Per esorcizzare la nostra paura di far crescere dei bambini violenti, mamma e papà dovrebbero imparare a giocare con i più piccoli. I bambini conoscono molto bene la differenza tra realtà e finzione. Ricordati che l’aggressività manifestata in questo tipo di gioco non presenta cattiveria. Se l’educazione che diamo ai nostri figli è quella della non violenza, è impossibile che diventino un domani degli adulti violenti. I bambini per natura, sono curiosi e spesso fanno domande sull’uso delle armi vere, sulla morte vera, sulla guerra. I piccoli hanno bisogno di sapere e capire. Nei cartoni animati o nei programmi per bambini spesso vengono rappresentati con grande enfasi insulti e scene di lotta ma quasi sempre nel finale si raggiunge una soluzione. Non è possibile censurare ogni singola immagine di violenza nei videogiochi, in tv o sui libri.

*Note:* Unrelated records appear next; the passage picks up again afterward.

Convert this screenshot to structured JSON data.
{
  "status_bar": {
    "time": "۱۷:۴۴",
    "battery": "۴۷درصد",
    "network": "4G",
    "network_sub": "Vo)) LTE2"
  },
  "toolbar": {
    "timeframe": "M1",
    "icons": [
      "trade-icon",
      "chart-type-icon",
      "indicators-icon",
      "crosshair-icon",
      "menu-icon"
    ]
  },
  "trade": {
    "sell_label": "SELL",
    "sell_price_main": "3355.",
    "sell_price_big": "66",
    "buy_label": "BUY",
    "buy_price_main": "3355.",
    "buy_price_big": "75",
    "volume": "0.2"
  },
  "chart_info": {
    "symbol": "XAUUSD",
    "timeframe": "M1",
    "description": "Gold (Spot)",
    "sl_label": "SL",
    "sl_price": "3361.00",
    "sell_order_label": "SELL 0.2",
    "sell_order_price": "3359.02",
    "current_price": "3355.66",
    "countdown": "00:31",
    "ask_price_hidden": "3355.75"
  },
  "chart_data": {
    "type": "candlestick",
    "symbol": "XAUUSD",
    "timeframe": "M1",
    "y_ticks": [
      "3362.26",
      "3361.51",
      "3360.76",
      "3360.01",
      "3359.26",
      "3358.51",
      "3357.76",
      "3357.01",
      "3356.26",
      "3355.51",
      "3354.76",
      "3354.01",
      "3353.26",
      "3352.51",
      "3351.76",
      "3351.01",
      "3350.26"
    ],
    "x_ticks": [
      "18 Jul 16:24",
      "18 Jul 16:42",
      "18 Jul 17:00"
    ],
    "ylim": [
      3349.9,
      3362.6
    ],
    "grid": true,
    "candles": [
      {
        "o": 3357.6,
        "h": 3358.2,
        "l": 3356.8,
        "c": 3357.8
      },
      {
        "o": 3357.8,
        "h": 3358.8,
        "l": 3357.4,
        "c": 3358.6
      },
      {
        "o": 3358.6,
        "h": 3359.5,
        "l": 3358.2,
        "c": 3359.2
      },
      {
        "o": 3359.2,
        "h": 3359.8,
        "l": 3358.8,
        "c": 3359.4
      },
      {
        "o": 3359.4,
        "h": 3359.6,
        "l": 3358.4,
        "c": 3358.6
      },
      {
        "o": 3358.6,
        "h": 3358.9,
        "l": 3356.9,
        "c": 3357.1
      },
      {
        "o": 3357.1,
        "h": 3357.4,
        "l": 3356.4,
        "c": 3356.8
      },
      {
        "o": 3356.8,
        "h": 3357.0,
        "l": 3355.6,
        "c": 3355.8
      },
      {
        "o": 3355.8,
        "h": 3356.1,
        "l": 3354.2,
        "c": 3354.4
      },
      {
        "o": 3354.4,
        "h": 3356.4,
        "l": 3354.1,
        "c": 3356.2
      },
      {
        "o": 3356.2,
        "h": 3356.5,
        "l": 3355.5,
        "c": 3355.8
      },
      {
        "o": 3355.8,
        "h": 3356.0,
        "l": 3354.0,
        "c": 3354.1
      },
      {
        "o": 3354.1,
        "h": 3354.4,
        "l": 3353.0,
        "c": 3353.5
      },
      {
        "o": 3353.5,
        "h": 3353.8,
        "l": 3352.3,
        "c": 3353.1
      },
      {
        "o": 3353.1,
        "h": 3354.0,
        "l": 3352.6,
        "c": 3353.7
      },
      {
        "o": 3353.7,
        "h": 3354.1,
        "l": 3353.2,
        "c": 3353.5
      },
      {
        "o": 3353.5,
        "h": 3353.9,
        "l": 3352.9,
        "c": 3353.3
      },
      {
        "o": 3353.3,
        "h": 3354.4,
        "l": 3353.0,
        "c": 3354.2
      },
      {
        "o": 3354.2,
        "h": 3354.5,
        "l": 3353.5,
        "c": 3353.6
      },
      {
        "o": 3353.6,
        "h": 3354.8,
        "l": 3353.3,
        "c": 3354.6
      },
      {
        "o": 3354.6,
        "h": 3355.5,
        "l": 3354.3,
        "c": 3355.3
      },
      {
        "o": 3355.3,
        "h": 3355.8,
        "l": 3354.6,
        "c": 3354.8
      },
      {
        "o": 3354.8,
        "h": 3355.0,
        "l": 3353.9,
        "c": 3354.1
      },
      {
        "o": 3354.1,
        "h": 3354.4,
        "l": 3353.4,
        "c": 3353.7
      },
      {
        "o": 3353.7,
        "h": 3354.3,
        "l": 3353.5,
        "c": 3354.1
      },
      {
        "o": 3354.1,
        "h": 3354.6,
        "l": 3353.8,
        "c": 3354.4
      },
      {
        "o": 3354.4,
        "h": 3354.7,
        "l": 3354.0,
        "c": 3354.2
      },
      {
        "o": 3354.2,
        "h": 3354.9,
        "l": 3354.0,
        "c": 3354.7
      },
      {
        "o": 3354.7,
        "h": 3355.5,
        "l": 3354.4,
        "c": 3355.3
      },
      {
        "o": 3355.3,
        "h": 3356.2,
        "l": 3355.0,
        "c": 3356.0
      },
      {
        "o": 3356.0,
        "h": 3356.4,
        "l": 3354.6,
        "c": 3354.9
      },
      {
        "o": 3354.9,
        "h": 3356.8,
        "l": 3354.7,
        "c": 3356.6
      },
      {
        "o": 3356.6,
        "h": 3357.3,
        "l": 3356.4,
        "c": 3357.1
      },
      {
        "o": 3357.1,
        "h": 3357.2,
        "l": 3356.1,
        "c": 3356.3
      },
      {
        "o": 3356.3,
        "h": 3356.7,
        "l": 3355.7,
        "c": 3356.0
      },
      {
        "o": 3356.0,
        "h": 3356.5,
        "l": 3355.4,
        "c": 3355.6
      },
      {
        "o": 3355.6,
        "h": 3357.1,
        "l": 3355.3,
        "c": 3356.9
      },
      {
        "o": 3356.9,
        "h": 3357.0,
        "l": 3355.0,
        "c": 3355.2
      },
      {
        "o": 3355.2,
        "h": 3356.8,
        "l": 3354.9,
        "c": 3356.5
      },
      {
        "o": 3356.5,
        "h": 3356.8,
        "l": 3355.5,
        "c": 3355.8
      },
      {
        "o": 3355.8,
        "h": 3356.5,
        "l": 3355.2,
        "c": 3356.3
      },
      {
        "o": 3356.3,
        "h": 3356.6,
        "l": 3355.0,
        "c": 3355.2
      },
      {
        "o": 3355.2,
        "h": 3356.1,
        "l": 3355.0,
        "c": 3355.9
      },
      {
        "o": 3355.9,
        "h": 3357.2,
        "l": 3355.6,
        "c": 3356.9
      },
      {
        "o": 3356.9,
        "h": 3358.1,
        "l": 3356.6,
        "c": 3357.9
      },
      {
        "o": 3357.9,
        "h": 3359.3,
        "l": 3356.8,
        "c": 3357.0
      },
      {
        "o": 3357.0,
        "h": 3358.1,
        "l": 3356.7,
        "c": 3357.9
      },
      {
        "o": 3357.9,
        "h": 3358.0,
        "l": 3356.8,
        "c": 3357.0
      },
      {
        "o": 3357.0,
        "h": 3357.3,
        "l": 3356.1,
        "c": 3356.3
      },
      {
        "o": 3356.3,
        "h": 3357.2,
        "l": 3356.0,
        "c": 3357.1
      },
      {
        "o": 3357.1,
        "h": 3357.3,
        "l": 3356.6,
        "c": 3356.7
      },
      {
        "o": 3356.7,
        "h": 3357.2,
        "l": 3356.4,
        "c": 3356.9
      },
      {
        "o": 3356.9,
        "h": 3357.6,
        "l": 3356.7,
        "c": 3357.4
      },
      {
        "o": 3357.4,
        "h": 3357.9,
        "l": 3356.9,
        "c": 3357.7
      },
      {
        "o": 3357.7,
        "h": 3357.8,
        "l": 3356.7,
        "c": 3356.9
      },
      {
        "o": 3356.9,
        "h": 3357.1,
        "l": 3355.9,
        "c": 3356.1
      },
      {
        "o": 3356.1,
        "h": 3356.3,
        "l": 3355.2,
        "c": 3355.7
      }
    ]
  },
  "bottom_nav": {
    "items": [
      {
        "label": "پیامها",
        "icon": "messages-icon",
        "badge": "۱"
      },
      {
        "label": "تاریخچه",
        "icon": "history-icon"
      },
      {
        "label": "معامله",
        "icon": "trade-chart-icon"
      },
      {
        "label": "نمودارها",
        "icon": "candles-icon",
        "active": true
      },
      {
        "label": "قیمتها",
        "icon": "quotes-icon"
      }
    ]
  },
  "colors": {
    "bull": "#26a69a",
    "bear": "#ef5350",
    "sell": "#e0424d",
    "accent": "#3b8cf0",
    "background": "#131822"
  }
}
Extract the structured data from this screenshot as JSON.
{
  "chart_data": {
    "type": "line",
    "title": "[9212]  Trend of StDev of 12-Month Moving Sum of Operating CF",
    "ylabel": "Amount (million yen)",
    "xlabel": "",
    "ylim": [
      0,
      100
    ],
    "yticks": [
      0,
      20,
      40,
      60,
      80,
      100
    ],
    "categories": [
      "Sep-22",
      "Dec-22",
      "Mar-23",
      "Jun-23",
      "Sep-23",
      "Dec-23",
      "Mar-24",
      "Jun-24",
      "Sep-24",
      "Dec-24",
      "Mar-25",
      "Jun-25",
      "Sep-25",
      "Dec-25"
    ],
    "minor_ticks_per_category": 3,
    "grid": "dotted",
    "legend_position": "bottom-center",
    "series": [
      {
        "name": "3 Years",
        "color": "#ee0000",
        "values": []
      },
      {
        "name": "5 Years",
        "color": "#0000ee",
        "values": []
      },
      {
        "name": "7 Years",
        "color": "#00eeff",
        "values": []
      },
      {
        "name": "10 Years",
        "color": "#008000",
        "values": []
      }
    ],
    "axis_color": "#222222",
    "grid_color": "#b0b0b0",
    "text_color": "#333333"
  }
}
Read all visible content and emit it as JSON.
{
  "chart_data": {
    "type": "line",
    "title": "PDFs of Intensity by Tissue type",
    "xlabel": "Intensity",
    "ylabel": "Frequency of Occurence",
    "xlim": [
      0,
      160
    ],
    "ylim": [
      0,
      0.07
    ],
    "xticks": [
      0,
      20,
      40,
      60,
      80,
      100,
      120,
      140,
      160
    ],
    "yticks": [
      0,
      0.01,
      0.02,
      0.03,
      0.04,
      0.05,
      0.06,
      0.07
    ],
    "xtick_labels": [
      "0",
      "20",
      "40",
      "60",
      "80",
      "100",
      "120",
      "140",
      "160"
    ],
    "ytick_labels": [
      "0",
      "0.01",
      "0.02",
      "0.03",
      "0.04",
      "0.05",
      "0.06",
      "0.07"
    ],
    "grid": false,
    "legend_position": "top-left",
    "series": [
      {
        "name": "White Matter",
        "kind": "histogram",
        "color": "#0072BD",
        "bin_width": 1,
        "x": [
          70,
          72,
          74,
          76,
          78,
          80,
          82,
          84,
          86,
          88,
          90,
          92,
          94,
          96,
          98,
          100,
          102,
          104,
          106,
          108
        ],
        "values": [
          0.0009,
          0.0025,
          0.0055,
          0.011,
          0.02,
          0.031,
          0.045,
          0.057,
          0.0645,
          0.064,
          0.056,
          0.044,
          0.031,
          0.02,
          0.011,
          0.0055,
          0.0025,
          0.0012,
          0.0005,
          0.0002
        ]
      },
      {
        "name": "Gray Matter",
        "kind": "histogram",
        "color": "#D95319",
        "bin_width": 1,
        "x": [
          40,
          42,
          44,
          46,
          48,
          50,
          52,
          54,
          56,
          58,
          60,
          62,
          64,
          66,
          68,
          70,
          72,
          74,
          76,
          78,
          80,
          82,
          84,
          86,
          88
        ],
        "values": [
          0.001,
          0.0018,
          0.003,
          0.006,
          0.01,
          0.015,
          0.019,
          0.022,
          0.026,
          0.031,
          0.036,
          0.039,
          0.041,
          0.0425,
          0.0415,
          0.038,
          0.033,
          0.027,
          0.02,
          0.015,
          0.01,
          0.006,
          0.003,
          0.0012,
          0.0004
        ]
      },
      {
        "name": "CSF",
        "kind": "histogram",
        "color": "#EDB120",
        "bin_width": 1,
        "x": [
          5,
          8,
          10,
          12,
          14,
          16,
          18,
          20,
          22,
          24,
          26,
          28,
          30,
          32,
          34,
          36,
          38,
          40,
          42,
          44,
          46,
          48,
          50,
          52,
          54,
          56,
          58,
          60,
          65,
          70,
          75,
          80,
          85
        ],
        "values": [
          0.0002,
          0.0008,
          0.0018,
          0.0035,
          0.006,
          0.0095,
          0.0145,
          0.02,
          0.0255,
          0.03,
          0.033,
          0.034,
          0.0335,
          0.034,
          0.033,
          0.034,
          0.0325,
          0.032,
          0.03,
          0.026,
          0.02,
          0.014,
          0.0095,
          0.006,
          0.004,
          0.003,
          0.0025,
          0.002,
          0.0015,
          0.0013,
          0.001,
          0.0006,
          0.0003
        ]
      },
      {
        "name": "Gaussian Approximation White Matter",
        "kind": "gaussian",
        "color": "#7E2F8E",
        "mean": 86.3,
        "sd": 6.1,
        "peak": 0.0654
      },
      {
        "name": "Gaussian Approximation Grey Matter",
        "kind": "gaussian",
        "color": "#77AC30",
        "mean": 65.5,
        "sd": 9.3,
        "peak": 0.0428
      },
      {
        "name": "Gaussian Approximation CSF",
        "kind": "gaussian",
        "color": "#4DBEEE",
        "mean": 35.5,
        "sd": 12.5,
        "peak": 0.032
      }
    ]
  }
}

Ma è molto utile chiarire con loro quali sono i tuoi sentimenti a proposito delle armi e della guerra, comunicare i tuoi pensieri e le nostri preoccupazioni in merito. Il consiglio migliore è quello di non sminuire le capacità di comprensione dei nostri bambini e stiamo attenti a non valutare subito i loro giochi e le loro attività secondo il nostro metro di giudizio che non corrisponde necessariamente al loro.